I was in Argentina visiting a friend up north in Salta for two weeks. On my way back to BA, I stayed a couple of days and toured the city. In the evening I did not notice such sense of urgency or fear that you mention in your comments. I understand there must be crime and it must happen frequently but I never felt unsafe. The restaurants were full of people enjoying themselves and it appeared like most other latin american countries. I may not have been in a bad area -Recoletta but when I drove around the center of the city with a taxi I still saw many people and no strange behaviour or great fear as your commentary suggests.

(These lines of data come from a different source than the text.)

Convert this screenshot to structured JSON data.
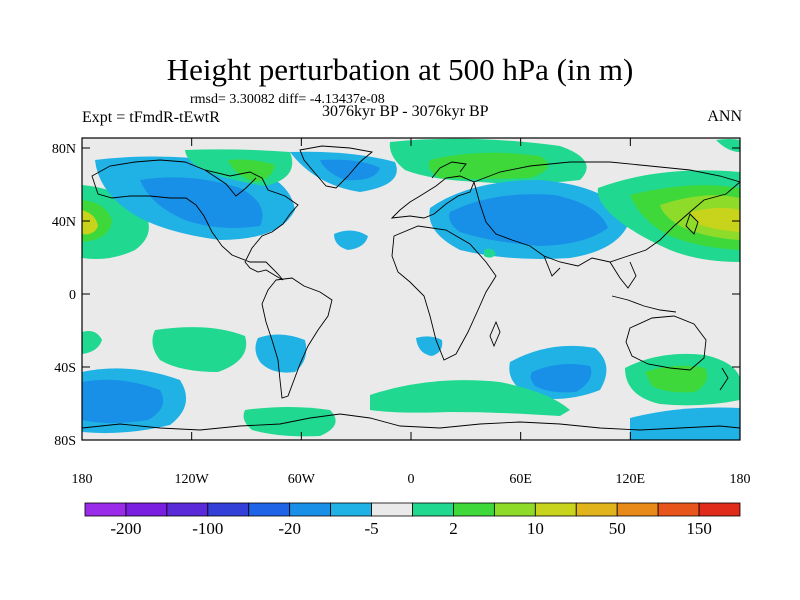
{
  "title": "Height perturbation at 500 hPa (in m)",
  "stats_line": "rmsd= 3.30082 diff= -4.13437e-08",
  "experiment": "Expt = tFmdR-tEwtR",
  "period": "3076kyr BP - 3076kyr BP",
  "season": "ANN",
  "axes": {
    "lat_ticks": [
      "80N",
      "40N",
      "0",
      "40S",
      "80S"
    ],
    "lon_ticks": [
      "180",
      "120W",
      "60W",
      "0",
      "60E",
      "120E",
      "180"
    ]
  },
  "colorbar": {
    "colors": [
      "#9a2be8",
      "#7a1ee0",
      "#5a2ad8",
      "#3340d8",
      "#1f63e6",
      "#1890e8",
      "#20b2e4",
      "#eaeaea",
      "#20d890",
      "#3ed83a",
      "#8edb2a",
      "#c8d31c",
      "#e0b41a",
      "#e88a1a",
      "#e8551a",
      "#e02a1a"
    ],
    "labels": [
      "-200",
      "-100",
      "-20",
      "-5",
      "2",
      "10",
      "50",
      "150"
    ]
  },
  "field_colors": {
    "background": "#eaeaea",
    "neg_light": "#20b2e4",
    "neg_mid": "#1890e8",
    "pos_light": "#20d890",
    "pos_mid": "#3ed83a",
    "pos_strong": "#8edb2a",
    "pos_yellow": "#c8d31c"
  }
}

So is it possible that crime is in BA just like all other big cities and it's mostly in low income, poor neighborhoods, where you find drug dealers and low life?


FerFAL said...

Hi Alan, to notice what I mention you dont have to be in a bad area, you just have to be out of the most expensive, most guarder areas such as Recoleta which is the most expensive one in the down town area.
Its like saying "hey, there's no economic problem in USA! I went to 5th Av. in New York and everything was ok, then I went visit the Statue of Liberty, bought gifts too and had a great time"
"Then we traveled to Disney World in Orlando. Mickey and Minnie looked havy and they house wasn't looted".
all joking asside, see whay I mean?
Still, everyone that comes to Argentina has no other way to get here but through Ezeiza international airport. If you didn't notice the villas and shanty towns near by you probably were a bit distracted and had other things in mind. Just saying because they are there and are pretty obvious. Salta is also beautiful but very poor as well. Sure its not your friend's case, but it is one of the poorest provinces in spite of the very nice city they have. Most people just dont live there, but its what tourist see the most.

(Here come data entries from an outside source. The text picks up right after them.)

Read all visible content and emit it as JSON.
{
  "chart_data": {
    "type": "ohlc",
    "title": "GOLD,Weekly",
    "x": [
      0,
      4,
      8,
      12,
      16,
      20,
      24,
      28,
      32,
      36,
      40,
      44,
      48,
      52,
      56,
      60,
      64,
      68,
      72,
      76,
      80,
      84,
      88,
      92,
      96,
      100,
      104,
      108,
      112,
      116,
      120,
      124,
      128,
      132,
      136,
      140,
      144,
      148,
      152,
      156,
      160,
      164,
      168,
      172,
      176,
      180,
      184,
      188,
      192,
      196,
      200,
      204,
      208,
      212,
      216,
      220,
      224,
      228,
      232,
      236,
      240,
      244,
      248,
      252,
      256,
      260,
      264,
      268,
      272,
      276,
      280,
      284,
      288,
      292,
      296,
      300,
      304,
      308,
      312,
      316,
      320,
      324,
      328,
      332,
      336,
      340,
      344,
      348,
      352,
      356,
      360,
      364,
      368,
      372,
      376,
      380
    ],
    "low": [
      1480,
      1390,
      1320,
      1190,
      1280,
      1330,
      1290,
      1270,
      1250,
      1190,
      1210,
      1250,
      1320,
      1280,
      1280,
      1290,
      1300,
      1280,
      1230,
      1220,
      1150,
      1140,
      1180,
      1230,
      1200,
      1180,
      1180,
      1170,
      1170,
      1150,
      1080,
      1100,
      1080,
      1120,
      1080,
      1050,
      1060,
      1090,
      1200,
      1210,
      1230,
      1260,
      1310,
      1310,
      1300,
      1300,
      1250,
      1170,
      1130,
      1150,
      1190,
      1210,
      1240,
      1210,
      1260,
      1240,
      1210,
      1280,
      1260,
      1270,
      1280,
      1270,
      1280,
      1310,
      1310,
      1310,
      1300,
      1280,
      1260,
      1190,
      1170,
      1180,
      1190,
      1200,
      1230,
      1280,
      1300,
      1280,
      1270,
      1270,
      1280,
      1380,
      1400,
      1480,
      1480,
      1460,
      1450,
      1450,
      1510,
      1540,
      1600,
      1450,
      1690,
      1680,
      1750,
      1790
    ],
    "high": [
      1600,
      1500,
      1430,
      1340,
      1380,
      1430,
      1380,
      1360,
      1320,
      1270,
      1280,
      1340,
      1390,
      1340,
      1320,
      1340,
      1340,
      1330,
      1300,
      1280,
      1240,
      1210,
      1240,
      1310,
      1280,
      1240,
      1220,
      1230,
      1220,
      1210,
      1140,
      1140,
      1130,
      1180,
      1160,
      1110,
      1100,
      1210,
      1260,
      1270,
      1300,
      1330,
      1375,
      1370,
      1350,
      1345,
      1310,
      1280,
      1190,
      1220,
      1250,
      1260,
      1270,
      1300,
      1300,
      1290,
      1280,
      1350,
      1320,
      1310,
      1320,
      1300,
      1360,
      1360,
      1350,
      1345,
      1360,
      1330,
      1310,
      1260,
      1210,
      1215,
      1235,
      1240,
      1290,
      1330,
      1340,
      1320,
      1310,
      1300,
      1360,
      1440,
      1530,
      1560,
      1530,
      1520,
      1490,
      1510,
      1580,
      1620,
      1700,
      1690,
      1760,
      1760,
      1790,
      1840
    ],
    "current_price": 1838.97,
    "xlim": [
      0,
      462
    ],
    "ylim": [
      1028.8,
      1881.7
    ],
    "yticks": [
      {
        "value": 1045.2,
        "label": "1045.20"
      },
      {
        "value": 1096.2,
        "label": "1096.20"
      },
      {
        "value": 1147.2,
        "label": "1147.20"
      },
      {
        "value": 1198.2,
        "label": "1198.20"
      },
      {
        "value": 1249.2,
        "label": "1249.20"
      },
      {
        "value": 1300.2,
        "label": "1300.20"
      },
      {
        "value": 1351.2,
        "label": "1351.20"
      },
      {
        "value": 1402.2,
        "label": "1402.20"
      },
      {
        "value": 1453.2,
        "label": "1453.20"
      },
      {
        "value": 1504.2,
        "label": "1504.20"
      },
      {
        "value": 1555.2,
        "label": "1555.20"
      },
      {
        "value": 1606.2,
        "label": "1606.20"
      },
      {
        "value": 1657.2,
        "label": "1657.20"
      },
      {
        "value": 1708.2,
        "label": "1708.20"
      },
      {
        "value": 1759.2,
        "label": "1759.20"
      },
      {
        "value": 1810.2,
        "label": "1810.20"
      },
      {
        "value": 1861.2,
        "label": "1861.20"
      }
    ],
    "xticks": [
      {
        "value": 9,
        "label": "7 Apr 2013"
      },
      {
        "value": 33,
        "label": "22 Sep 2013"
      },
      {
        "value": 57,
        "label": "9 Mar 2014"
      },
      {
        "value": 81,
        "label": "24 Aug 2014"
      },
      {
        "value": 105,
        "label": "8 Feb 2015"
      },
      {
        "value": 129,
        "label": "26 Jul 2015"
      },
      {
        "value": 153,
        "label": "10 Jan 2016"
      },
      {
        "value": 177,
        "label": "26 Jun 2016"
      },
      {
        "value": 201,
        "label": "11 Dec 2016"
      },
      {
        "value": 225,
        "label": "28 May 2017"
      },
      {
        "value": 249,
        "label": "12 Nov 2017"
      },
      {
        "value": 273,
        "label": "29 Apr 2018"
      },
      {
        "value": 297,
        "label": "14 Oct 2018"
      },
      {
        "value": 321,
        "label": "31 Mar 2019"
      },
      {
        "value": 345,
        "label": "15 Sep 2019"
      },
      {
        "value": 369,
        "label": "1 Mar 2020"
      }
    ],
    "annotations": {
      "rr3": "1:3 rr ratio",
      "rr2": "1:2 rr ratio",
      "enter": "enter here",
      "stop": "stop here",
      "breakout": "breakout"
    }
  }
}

"So is it possible that crime is in BA just like all other big cities and it's mostly in low income, poor neighborhoods, where you find drug dealers and low life?"

Our problem is much greater than that. Not sure when you visited, but I was filming this week for the GTA course, some of the protests and roadblocks in the capital district, you just cant avoid noticing wahts going on unless your blind... and deaf (the constant banging of the durms by protestors and firecrackers is impossible to miss)
The problem isn't hat we have a few bad areas. The problem is that, other than a few heavily policed ares, the rest of the country is no man's land. No, you wont see Mel Gibsson in his Mad Max costume, what I mean by no man's land is that people still work and do their business, but crimes are committed during day and night without punishment or preventive measures being enforced efectively.


Anonymous said...

The US Govt will bring in Mercenaries from Africa, Asia and the Subcontinent to quickly slam dunk any kind of insurrection. They won't get them from Latin America for fear they might side with US latinos while an Ugandan would quickly gun down a black looter. They are being trained right now. This whole concept was used by the Romans, Soviets, and Brits. Gruesome staged violent acts to turn one ethnic group against each other like the Indo/Pak division. If Cisco, and MicroS0ft aided the People's Liberation Army in tracking people's political internet usage, it was just a dressed rehersal for what will happen in N. America. All the Global Elite wanted from Argentina was their food and to payback for not following through with the desires of the league of nations. They have far worse pland for the US.

Anonymous said...

The USA will be easy pickings. Students just laid down and let crazed gunman pick them off one by one in a number of school shootings. Nobody tried to jab a pencil in their eyes or surprise him/them. Only in big cities do people take security seriously. Henry Kissinger in Bern Switzerland spoke of how Los Angelans will be so thankful of the UN troops when they stop the looters. Argentina did not happen by accident in 12/01. In TV terms, 9/11 was the superbowl and the Argentine meltdown was like a Black & White rerun on the latino channel that nobody noticed in the US.